The team also addressed something that doesn't get enough attention in robot navigation research: the gap between high-level language commands and physical obstacle awareness. Most vision-language navigation systems, as the paper notes, treat robots as point masses and ignore collision risk at the local level. CeRLP is designed to plug in beneath any VLN planner as the physical safety layer — the part that actually keeps the robot from walking into things while the language model is thinking about where it wants to go.
Context matters for evaluating the "first" framing in the paper. The corresponding author, Wei Zhang, an assistant professor at EIT Ningbo who received his PhD from National University of Singapore in 2021, and his collaborators are working in territory that has gotten crowded fast. The General Navigation Models (GNM) project out of Stanford and UC Berkeley took the opposite philosophical approach — curate 60-plus hours of navigation data across six robots and train a general policy directly on the diversity. GNM works, but it can't reliably account for unrepresented robot footprints in tight spaces, since the policy has no explicit geometry model.

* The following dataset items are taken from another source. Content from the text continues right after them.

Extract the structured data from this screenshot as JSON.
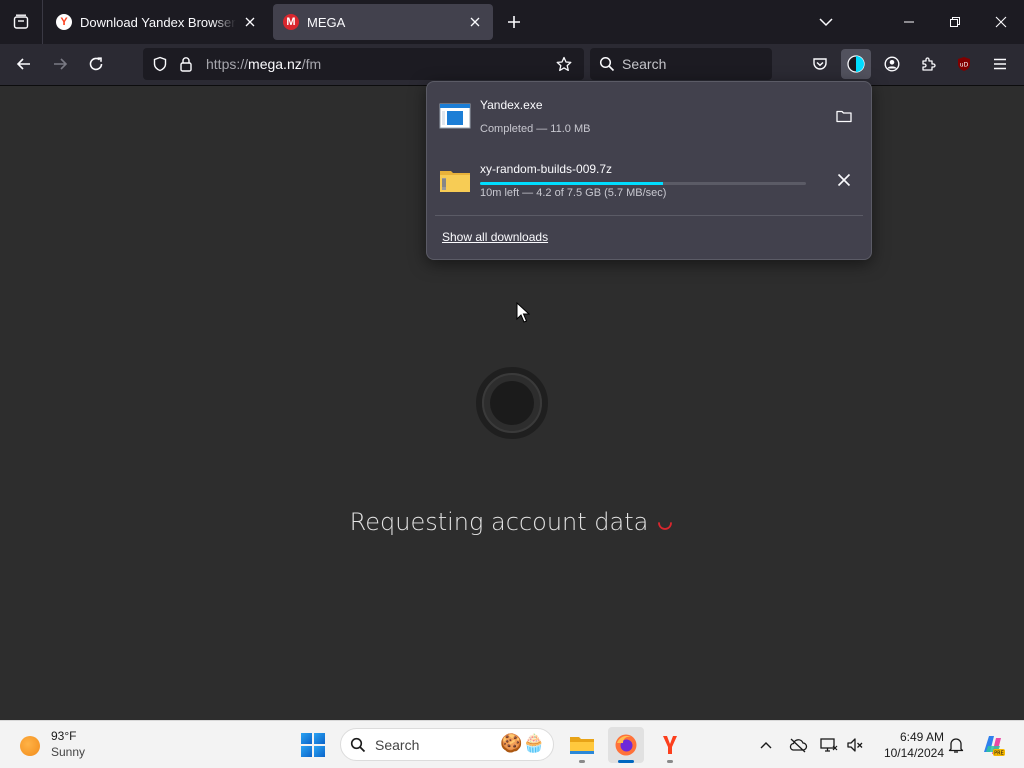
{
  "browser": {
    "tabs": [
      {
        "title": "Download Yandex Browser (bet",
        "favicon": "yandex-icon"
      },
      {
        "title": "MEGA",
        "favicon": "mega-icon",
        "active": true
      }
    ],
    "favicon_letters": {
      "yandex": "Y",
      "mega": "M"
    },
    "url": {
      "prefix": "https://",
      "host": "mega.nz",
      "path": "/fm"
    },
    "search_placeholder": "Search",
    "colors": {
      "accent": "#00ddff",
      "mega_red": "#d9272e",
      "yandex_red": "#fc3f1d",
      "ublock_red": "#800000"
    }
  },
  "downloads": {
    "items": [
      {
        "name": "Yandex.exe",
        "meta": "Completed — 11.0 MB",
        "action": "folder-icon"
      },
      {
        "name": "xy-random-builds-009.7z",
        "meta": "10m left — 4.2 of 7.5 GB (5.7 MB/sec)",
        "progress": 0.56,
        "action": "close-icon"
      }
    ],
    "show_all": "Show all downloads"
  },
  "page": {
    "status_text": "Requesting account data"
  },
  "taskbar": {
    "weather": {
      "temp": "93°F",
      "condition": "Sunny"
    },
    "search_placeholder": "Search",
    "clock": {
      "time": "6:49 AM",
      "date": "10/14/2024"
    }
  }
}
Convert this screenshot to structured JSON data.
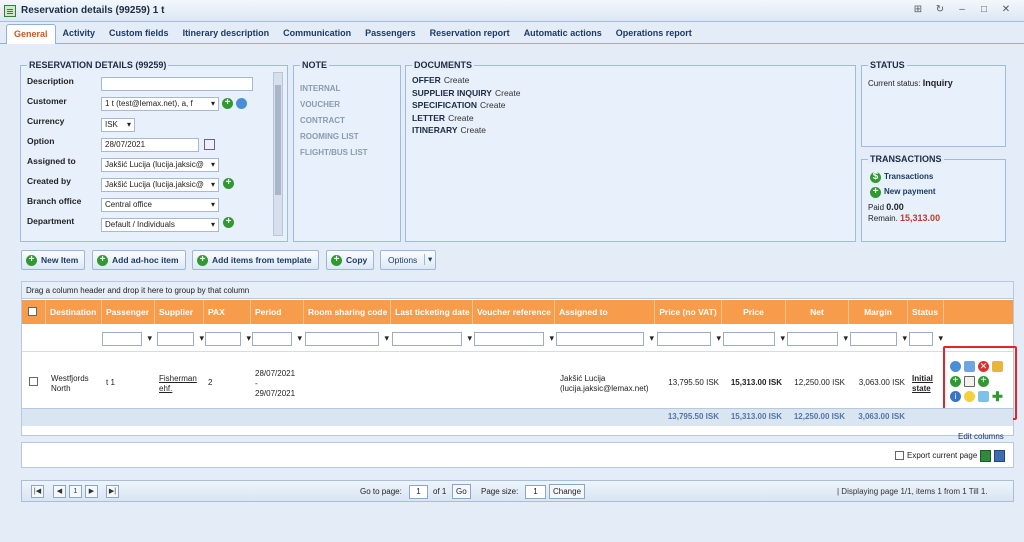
{
  "window": {
    "title": "Reservation details (99259) 1 t"
  },
  "tabs": [
    "General",
    "Activity",
    "Custom fields",
    "Itinerary description",
    "Communication",
    "Passengers",
    "Reservation report",
    "Automatic actions",
    "Operations report"
  ],
  "details": {
    "legend": "RESERVATION DETAILS (99259)",
    "labels": {
      "description": "Description",
      "customer": "Customer",
      "currency": "Currency",
      "option": "Option",
      "assigned_to": "Assigned to",
      "created_by": "Created by",
      "branch_office": "Branch office",
      "department": "Department"
    },
    "values": {
      "description": "",
      "customer": "1 t (test@lemax.net), a, f",
      "currency": "ISK",
      "option": "28/07/2021",
      "assigned_to": "Jakšić Lucija (lucija.jaksic@",
      "created_by": "Jakšić Lucija (lucija.jaksic@",
      "branch_office": "Central office",
      "department": "Default / Individuals"
    }
  },
  "note": {
    "legend": "NOTE",
    "items": [
      "INTERNAL",
      "VOUCHER",
      "CONTRACT",
      "ROOMING LIST",
      "FLIGHT/BUS LIST"
    ]
  },
  "documents": {
    "legend": "DOCUMENTS",
    "items": [
      {
        "name": "OFFER",
        "action": "Create"
      },
      {
        "name": "SUPPLIER INQUIRY",
        "action": "Create"
      },
      {
        "name": "SPECIFICATION",
        "action": "Create"
      },
      {
        "name": "LETTER",
        "action": "Create"
      },
      {
        "name": "ITINERARY",
        "action": "Create"
      }
    ]
  },
  "status": {
    "legend": "STATUS",
    "label": "Current status:",
    "value": "Inquiry"
  },
  "transactions": {
    "legend": "TRANSACTIONS",
    "transactions_link": "Transactions",
    "new_payment_link": "New payment",
    "paid_label": "Paid",
    "paid_value": "0.00",
    "remain_label": "Remain.",
    "remain_value": "15,313.00"
  },
  "toolbar": {
    "new_item": "New Item",
    "add_adhoc": "Add ad-hoc item",
    "add_template": "Add items from template",
    "copy": "Copy",
    "options": "Options"
  },
  "grid": {
    "group_hint": "Drag a column header and drop it here to group by that column",
    "headers": [
      "Destination",
      "Passenger",
      "Supplier",
      "PAX",
      "Period",
      "Room sharing code",
      "Last ticketing date",
      "Voucher reference",
      "Assigned to",
      "Price (no VAT)",
      "Price",
      "Net",
      "Margin",
      "Status"
    ],
    "row": {
      "destination": "Westfjords North",
      "passenger": "t 1",
      "supplier": "Fisherman ehf.",
      "pax": "2",
      "period_start": "28/07/2021",
      "period_sep": "-",
      "period_end": "29/07/2021",
      "assigned_to": "Jakšić Lucija (lucija.jaksic@lemax.net)",
      "price_no_vat": "13,795.50 ISK",
      "price": "15,313.00 ISK",
      "net": "12,250.00 ISK",
      "margin": "3,063.00 ISK",
      "status": "Initial state"
    },
    "totals": {
      "price_no_vat": "13,795.50 ISK",
      "price": "15,313.00 ISK",
      "net": "12,250.00 ISK",
      "margin": "3,063.00 ISK"
    },
    "edit_columns": "Edit columns",
    "export_label": "Export current page"
  },
  "pager": {
    "go_to_page": "Go to page:",
    "page_value": "1",
    "of_label": "of 1",
    "go_button": "Go",
    "page_size_label": "Page size:",
    "page_size_value": "1",
    "change_button": "Change",
    "first_page": "1",
    "summary": "| Displaying page 1/1, items 1 from 1 Till 1."
  },
  "colors": {
    "accent_orange": "#f79c4a",
    "remain_red": "#c0392b",
    "highlight_red": "#e0262b"
  }
}
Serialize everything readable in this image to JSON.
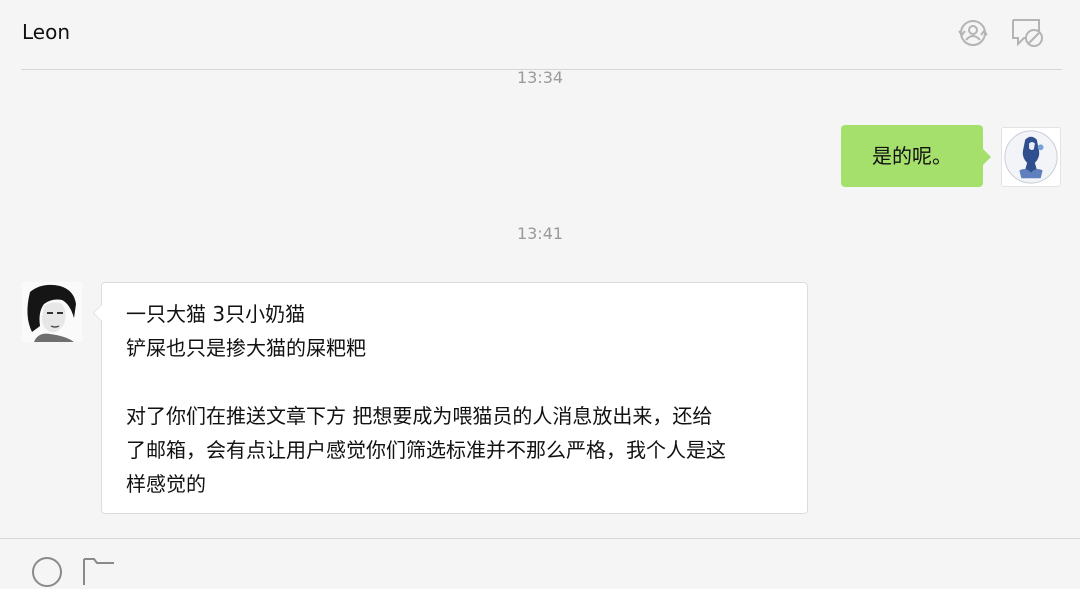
{
  "header": {
    "title": "Leon",
    "icons": [
      "contact-info-icon",
      "block-chat-icon"
    ]
  },
  "messages": [
    {
      "type": "timestamp",
      "text": "13:34"
    },
    {
      "type": "outgoing",
      "text": "是的呢。",
      "bubble_color": "#a5e06c"
    },
    {
      "type": "timestamp",
      "text": "13:41"
    },
    {
      "type": "incoming",
      "lines": [
        "一只大猫  3只小奶猫",
        "铲屎也只是掺大猫的屎粑粑",
        "",
        "对了你们在推送文章下方 把想要成为喂猫员的人消息放出来，还给",
        "了邮箱，会有点让用户感觉你们筛选标准并不那么严格，我个人是这",
        "样感觉的"
      ]
    }
  ],
  "input_toolbar": {
    "icons": [
      "emoji-icon",
      "folder-icon"
    ]
  },
  "colors": {
    "background": "#f5f5f5",
    "outgoing_bubble": "#a5e06c",
    "incoming_bubble": "#ffffff",
    "timestamp_text": "#9a9a9a"
  }
}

More directly comparable: a team at Alibaba's AMAP computer vision lab published CE-Nav in October 2025 — five months before CeRLP — which also targets cross-embodiment local navigation without large-scale multi-robot data. CE-Nav uses a two-stage approach combining imitation learning and reinforcement learning with normalizing flow, and has released its code publicly. CE-Nav tests on quadrupeds, bipeds, and quadrotors. The claim that CeRLP is the "first visual-based local planning framework" for cross-embodiment deployment without large datasets deserves some scrutiny given that overlap, even if the technical approaches are architecturally distinct.
What CeRLP doesn't have yet: a public code repository, deployment partnerships, or third-party validation. The calibration step, while lightweight, still requires per-robot setup — the framework isn't zero-configuration so much as one-time-configuration. And the experiments, while real-world, were conducted under controlled conditions; how the system handles warehouse-scale clutter, dynamic obstacles, and variable lighting remains an open question.
The deployment pressure is real regardless. A January 2026 analysis by Logistics Viewpoints noted that autonomous mobile robots in warehouses are not plug-and-play — orchestration and per-robot tuning remain the operational differentiator. A navigation approach that genuinely reduces that tuning burden per robot addition has industrial value that doesn't require waiting for humanoids to arrive.
Three research groups now have published approaches to the same problem in roughly 18 months. That's not a coincidence — it's a signal about where the real friction in robot deployment sits.